Wenn ich vom Standard spreche, dann denke ich an den Druckschalter. Er kam 1969 auf den Markt und wurde zum Schweizer Spezifikum. Ein Journalist schreibt im «Das Magazin»: «In Wahrheit sind es die Druckschalter – und nicht die Berge, das Bündnerfleisch oder die SBB –, welche die Schweiz lebenswert machen.»
Warum er das sagt? Weil er, zum einen, den Druckknopf liebt und die Schweiz «eines der wenigen Länder der Welt ist, wo man das Licht heute standardmässig nicht an- und auskippt, sondern per Knopf ein- und ausdrückt».
Und zum anderen, weil der Druckschalter nicht, «wie die übrigen Schalter der Welt, aus geschmolzenem Kunststoffgranulat geformt wird, sondern aus schwerem und starkem Duroplast in Form gepresst wird». Er schliesst: «Der Schweizer Standard-Druckschalter ist der ideale Knopf.»

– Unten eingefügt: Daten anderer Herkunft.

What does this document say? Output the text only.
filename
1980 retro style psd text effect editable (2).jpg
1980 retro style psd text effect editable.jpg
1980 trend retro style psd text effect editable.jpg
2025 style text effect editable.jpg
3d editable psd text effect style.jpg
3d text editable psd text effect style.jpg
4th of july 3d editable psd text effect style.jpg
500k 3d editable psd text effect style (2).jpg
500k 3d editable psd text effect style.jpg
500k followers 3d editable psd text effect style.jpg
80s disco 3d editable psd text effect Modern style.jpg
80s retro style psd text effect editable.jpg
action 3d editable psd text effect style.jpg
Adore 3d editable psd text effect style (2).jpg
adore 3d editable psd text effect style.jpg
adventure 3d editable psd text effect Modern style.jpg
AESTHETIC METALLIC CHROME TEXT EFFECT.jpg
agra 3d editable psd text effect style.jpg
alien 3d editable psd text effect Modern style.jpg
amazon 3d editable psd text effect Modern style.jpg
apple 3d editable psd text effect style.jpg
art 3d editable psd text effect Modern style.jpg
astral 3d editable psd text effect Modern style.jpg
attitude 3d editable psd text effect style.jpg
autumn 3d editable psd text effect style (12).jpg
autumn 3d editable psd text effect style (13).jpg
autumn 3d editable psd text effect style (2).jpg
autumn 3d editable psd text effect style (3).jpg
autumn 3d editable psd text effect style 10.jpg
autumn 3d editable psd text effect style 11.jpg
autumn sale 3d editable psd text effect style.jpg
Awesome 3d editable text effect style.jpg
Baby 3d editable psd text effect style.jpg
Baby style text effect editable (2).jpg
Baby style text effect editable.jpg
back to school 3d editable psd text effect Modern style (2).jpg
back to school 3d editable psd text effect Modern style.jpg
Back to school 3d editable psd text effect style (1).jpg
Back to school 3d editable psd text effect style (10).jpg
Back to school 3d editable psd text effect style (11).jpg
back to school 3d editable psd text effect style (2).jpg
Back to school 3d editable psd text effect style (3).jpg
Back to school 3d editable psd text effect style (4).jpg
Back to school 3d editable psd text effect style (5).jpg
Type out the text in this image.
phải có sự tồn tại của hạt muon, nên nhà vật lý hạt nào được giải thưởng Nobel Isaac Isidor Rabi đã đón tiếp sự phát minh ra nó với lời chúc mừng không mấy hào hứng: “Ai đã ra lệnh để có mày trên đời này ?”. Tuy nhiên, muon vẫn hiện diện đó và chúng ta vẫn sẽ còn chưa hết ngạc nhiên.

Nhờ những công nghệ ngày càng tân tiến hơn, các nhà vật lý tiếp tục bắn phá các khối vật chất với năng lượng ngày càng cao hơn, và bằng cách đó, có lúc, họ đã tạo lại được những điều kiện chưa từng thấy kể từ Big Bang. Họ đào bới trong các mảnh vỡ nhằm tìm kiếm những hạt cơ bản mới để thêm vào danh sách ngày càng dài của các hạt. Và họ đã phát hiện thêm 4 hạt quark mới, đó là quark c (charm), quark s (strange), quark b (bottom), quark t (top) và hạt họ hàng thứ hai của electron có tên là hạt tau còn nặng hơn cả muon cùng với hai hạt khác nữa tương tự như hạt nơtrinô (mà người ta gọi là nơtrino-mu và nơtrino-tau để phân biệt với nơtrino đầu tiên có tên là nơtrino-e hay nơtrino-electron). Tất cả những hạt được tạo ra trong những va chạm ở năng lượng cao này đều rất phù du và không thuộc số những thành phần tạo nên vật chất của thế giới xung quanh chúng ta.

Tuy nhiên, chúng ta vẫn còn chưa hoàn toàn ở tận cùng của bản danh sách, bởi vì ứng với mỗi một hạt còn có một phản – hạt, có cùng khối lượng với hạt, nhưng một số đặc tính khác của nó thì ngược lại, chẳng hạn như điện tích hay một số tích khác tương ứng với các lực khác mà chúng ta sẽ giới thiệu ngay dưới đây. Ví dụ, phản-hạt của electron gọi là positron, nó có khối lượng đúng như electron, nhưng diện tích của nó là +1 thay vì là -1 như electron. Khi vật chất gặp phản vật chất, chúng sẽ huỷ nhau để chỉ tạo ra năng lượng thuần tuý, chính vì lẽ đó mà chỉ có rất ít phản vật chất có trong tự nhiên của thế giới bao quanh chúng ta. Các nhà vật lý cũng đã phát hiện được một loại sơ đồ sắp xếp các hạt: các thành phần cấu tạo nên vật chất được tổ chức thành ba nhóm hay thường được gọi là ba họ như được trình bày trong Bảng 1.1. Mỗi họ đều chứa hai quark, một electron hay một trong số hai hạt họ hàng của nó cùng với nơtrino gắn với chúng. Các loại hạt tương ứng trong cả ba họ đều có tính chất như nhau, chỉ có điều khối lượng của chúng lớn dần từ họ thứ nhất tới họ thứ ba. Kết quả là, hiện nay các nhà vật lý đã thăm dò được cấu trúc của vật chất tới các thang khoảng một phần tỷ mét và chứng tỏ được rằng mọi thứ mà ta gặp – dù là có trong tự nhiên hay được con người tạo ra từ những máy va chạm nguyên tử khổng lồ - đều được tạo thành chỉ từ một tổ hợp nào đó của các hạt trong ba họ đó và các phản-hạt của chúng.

Joris sagt: «Im Ausland sind die Schalter ‹gwagglig›, in der Schweiz sind sie todsicher. Ich habe ein halbes Jahr in den USA gelebt: Die Qualität dort war eine Katastrophe! Aber auch in Europa! Irgendwann hängt dort das Zeug aus der Wand.»
Ich erzähle, dass bei meinem Freund in Deutschland die Steckdose tatsächlich aus der Wand hänge. Joris nickt, als wollte sie sagen: Sehen Sie, sag ich doch!
Die Schweizer Steckdose gilt als die sicherste in Europa.
Der Schweizer Schalter steht nicht nur für Sicherheit, sondern auch für Dauerhaftigkeit – einerseits, weil er ewig hält, andererseits, weil er immer da war, in unseren Heimen, neben unseren Türen. Er vermittelt Vertrautheit.
Joris sagt: «Ich bin 1946 geboren und kann Stationen meines Lebens am Sortiment von Feller festmachen. Ich habe als Kind in drei Häusern gewohnt. Im ersten gab es den Kippschalter, im zweiten den Wippenschalter und im dritten dann den Druckschalter. Der zog sich dann durch. Der Standard ist das sanftere Modell. Darum haben wir den heute daheim.»
1991 kam der Edizio, damals noch mit abgerundetem Rand, erst in der zweiten Edition (Edizio due) erhielt er seine spitzen Ecken. Die raue Oberfläche hatte er immer schon. Der Edizio sollte der Schalter für alles – oder wie Joris sagt, «für jeden Seich» – werden. Damals kam er in vielen verschiedenen Farben und heute mit allen elektrischen Funktionen.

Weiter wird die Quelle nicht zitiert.